Yes, it turned out the FBI had also decided to find out more about the donations, which company officials declined to comment on when I visited Suarez headquarters. After I broke news of their investigation, Mandel and Renacci (who had previously sworn the money was clean) eventually returned the contributions. (Ohio Gov. John Kasich received $22,400 from Suarez for his 2010 race—Ohio has looser limits for state elections—and has not returned it.*) Mandel lost his challenge of Brown, while Renacci narrowly won his race against Democratic Rep. Betty Sutton, whose district had been smushed into Renacci’s in a GOP-led redistricting.

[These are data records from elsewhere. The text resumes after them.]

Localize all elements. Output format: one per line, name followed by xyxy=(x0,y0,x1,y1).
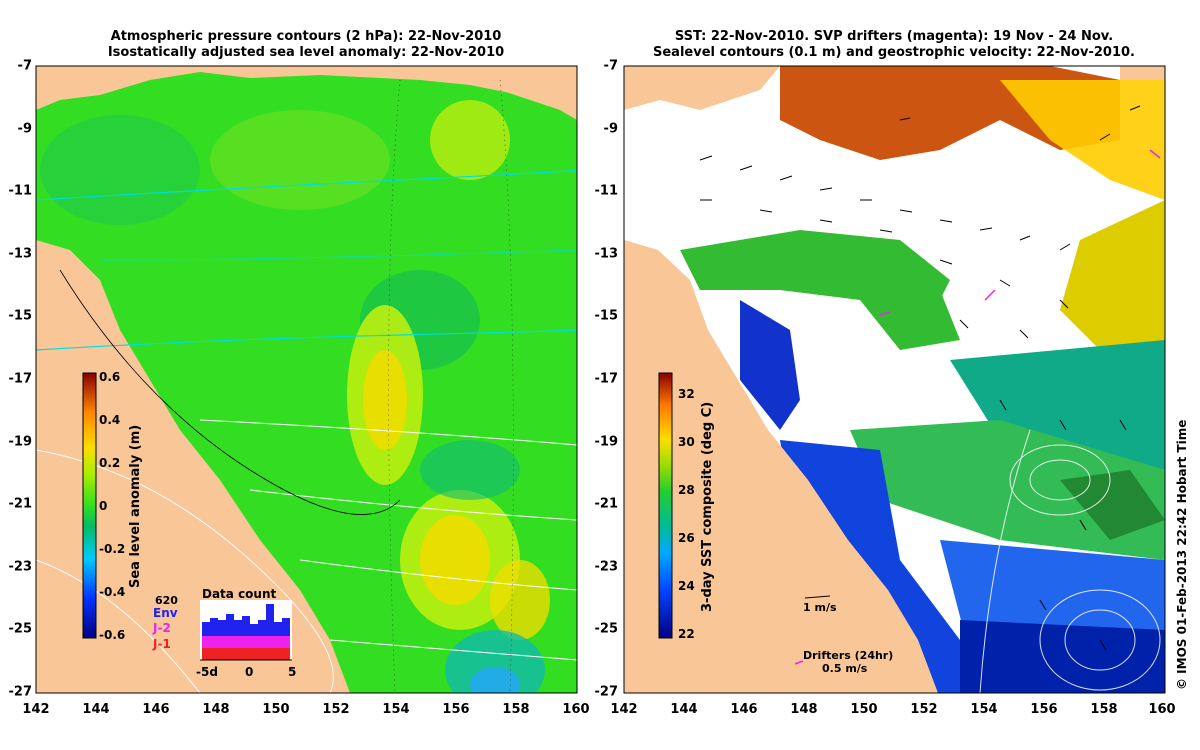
right-title: SST: 22-Nov-2010. SVP drifters (magenta)… xyxy=(624,29,1164,61)
x-tick: 160 xyxy=(562,702,590,717)
sst-colorbar-label: 3-day SST composite (deg C) xyxy=(700,401,715,612)
y-tick: -25 xyxy=(8,621,33,637)
legend-env: Env xyxy=(153,606,178,620)
x-tick: 146 xyxy=(142,702,170,717)
y-tick: -27 xyxy=(594,684,619,700)
x-tick: 148 xyxy=(202,702,230,717)
y-tick: -11 xyxy=(8,183,33,199)
sst-map xyxy=(624,66,1165,693)
y-tick: -27 xyxy=(8,684,33,700)
left-title: Atmospheric pressure contours (2 hPa): 2… xyxy=(36,29,576,61)
x-tick: 148 xyxy=(790,702,818,717)
sla-cb-tick: 0.6 xyxy=(99,370,121,384)
sst-cb-tick: 22 xyxy=(678,627,695,641)
x-tick: 158 xyxy=(502,702,530,717)
x-tick: 158 xyxy=(1090,702,1118,717)
sst-colorbar xyxy=(658,372,673,639)
left-title-line2: Isostatically adjusted sea level anomaly… xyxy=(107,45,505,60)
sla-cb-tick: 0.2 xyxy=(99,456,121,470)
y-tick: -11 xyxy=(594,183,619,199)
y-tick: -15 xyxy=(594,308,619,324)
x-tick: 150 xyxy=(850,702,878,717)
y-tick: -15 xyxy=(8,308,33,324)
y-tick: -21 xyxy=(8,496,33,512)
sla-cb-tick: -0.4 xyxy=(99,585,126,599)
data-count-inset xyxy=(200,600,292,661)
y-tick: -19 xyxy=(8,434,33,450)
sst-cb-tick: 32 xyxy=(678,387,695,401)
data-count-xtick: -5d xyxy=(196,665,218,679)
sst-cb-tick: 28 xyxy=(678,483,695,497)
legend-j1: J-1 xyxy=(153,637,171,651)
x-tick: 150 xyxy=(262,702,290,717)
sst-cb-tick: 30 xyxy=(678,435,695,449)
x-tick: 160 xyxy=(1148,702,1176,717)
sla-map xyxy=(36,66,577,693)
sst-frame xyxy=(623,65,1166,694)
y-tick: -23 xyxy=(594,559,619,575)
data-count-title: Data count xyxy=(202,587,277,601)
credit-text: © IMOS 01-Feb-2013 22:42 Hobart Time xyxy=(1175,419,1189,690)
x-tick: 144 xyxy=(670,702,698,717)
sst-cb-tick: 26 xyxy=(678,531,695,545)
sla-cb-tick: 0.4 xyxy=(99,413,121,427)
y-tick: -17 xyxy=(594,371,619,387)
sla-colorbar-label: Sea level anomaly (m) xyxy=(128,424,143,588)
y-tick: -25 xyxy=(594,621,619,637)
left-title-line1: Atmospheric pressure contours (2 hPa): 2… xyxy=(110,29,502,44)
x-tick: 156 xyxy=(1030,702,1058,717)
sla-colorbar xyxy=(82,372,97,639)
x-tick: 146 xyxy=(730,702,758,717)
y-tick: -21 xyxy=(594,496,619,512)
x-tick: 142 xyxy=(22,702,50,717)
x-tick: 152 xyxy=(910,702,938,717)
right-title-line2: Sealevel contours (0.1 m) and geostrophi… xyxy=(653,45,1135,60)
sla-cb-tick: 0 xyxy=(99,499,108,513)
y-tick: -7 xyxy=(603,58,618,74)
drifter-tracks xyxy=(879,149,1161,316)
x-tick: 156 xyxy=(442,702,470,717)
x-tick: 154 xyxy=(382,702,410,717)
data-count-xtick: 5 xyxy=(288,665,297,679)
drifters-scale-label: 0.5 m/s xyxy=(822,662,868,675)
sla-cb-tick: -0.2 xyxy=(99,542,126,556)
sst-cb-tick: 24 xyxy=(678,579,695,593)
x-tick: 154 xyxy=(970,702,998,717)
y-tick: -9 xyxy=(603,121,618,137)
data-count-xtick: 0 xyxy=(245,665,254,679)
right-title-line1: SST: 22-Nov-2010. SVP drifters (magenta)… xyxy=(674,29,1114,44)
legend-j2: J-2 xyxy=(153,621,171,635)
y-tick: -23 xyxy=(8,559,33,575)
x-tick: 152 xyxy=(322,702,350,717)
velocity-scale-label: 1 m/s xyxy=(803,601,837,614)
y-tick: -13 xyxy=(8,246,33,262)
sla-cb-tick: -0.6 xyxy=(99,628,126,642)
y-tick: -13 xyxy=(594,246,619,262)
sla-frame xyxy=(35,65,578,694)
drifters-label: Drifters (24hr) xyxy=(803,649,894,662)
velocity-arrows xyxy=(699,105,1141,651)
data-count-max: 620 xyxy=(155,594,178,607)
y-tick: -7 xyxy=(17,58,32,74)
x-tick: 142 xyxy=(610,702,638,717)
y-tick: -17 xyxy=(8,371,33,387)
x-tick: 144 xyxy=(82,702,110,717)
y-tick: -19 xyxy=(594,434,619,450)
y-tick: -9 xyxy=(17,121,32,137)
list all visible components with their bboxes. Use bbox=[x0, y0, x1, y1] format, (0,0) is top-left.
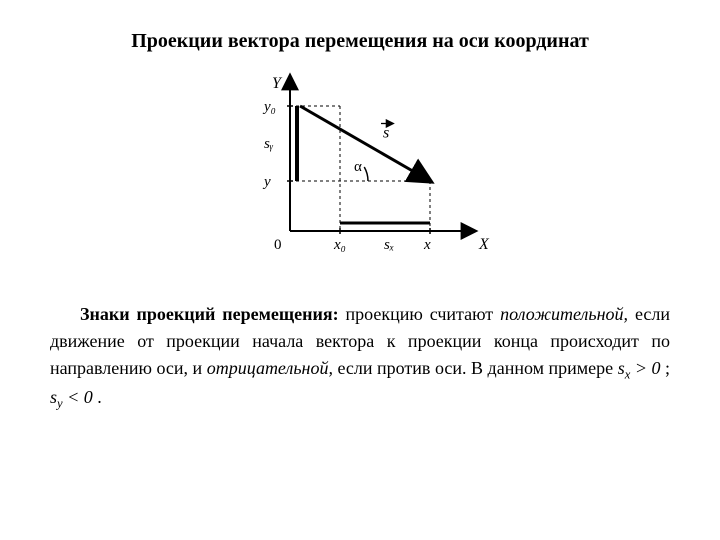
svg-text:x: x bbox=[423, 237, 431, 253]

And yesterday came the grand jury’s determination: the contributions were indeed funneled through the employees, against the law. As the Plain Dealer reports:
The 35-page indictment charges [Benjamin] Suarez, 72, with conspiracy to defraud the U.S. government; conspiracy to violate campaign finance laws; violation of campaign finance laws contributions by a corporation; making false statements, obstruction of an official investigation; witness tampering; and obstruction of justice. The indictment also charges Michael Giorgio, 61, of Cuyahoga Falls, the chief financial officer …with assisting Suarez in writing large campaign checks in the names of employees and their wives in an effort to "disguise and conceal from the public and from federal agents" the true source of the illegal contributions.
According to the indictment, Suarez and Giorgio recruited employees and others to act as conduits of the illegal contributions, and wrote checks in their own names and those of their spouses with the understanding they would be reimbursed by the company. Suarez and Giorgio at first disguised the payments as salary, and later as profit sharing. They inflated the payments to cover taxes, so the full amount of the contribution would be reimbursed, according to the indictment. Suarez and Giorgio are also accused of conspiring to obstruct justice from March 2011 to the present by creating phony documents and failing to turn over documents, records and evidence subpoenaed by a federal grand jury.
U.S. Attorney Steven Dettelbach praised the work of his office and the FBI in uncovering the alleged campaign financing crimes. Stephen Anthony, special agent in charge of the FBI's Cleveland office, said the laws are there to ensure fair, honest and transparent elections. “Benjamin Suarez and Michael Giorgio engaged in behavior that blatantly ignored and directly circumvented clearly established campaign financing laws,” Anthony said.
There is something almost quaint about this case: The fact is, Suarez could have gotten around campaign contribution limits by writing a big check to a SuperPAC like Crossroads GPS, which, under Supreme Court rulings, is allowed to spend as much as it wants, without disclosing its donors, in support of favored candidates. There are downsides to this approach—the money isn’t under the direct control of the candidate, and the candidate lacks the benefit that dozens of smaller individual contributions bring: the perception of a groundswell of local support. Who knows if Suarez had these factors in mind, or if he was (allegedly) simply operating under an archaic understanding of the law.
What we do know is that in this case, authorities decided that the law still meant something, and did their job in upholding it. For that small stab against cynical indifference they are to be commended.
*Addendum, September 30: Kasich's spokesman has informed me that, after this piece appeared, the governor donated to charity a sum equivalent to his contributions from Benjamin Suarez.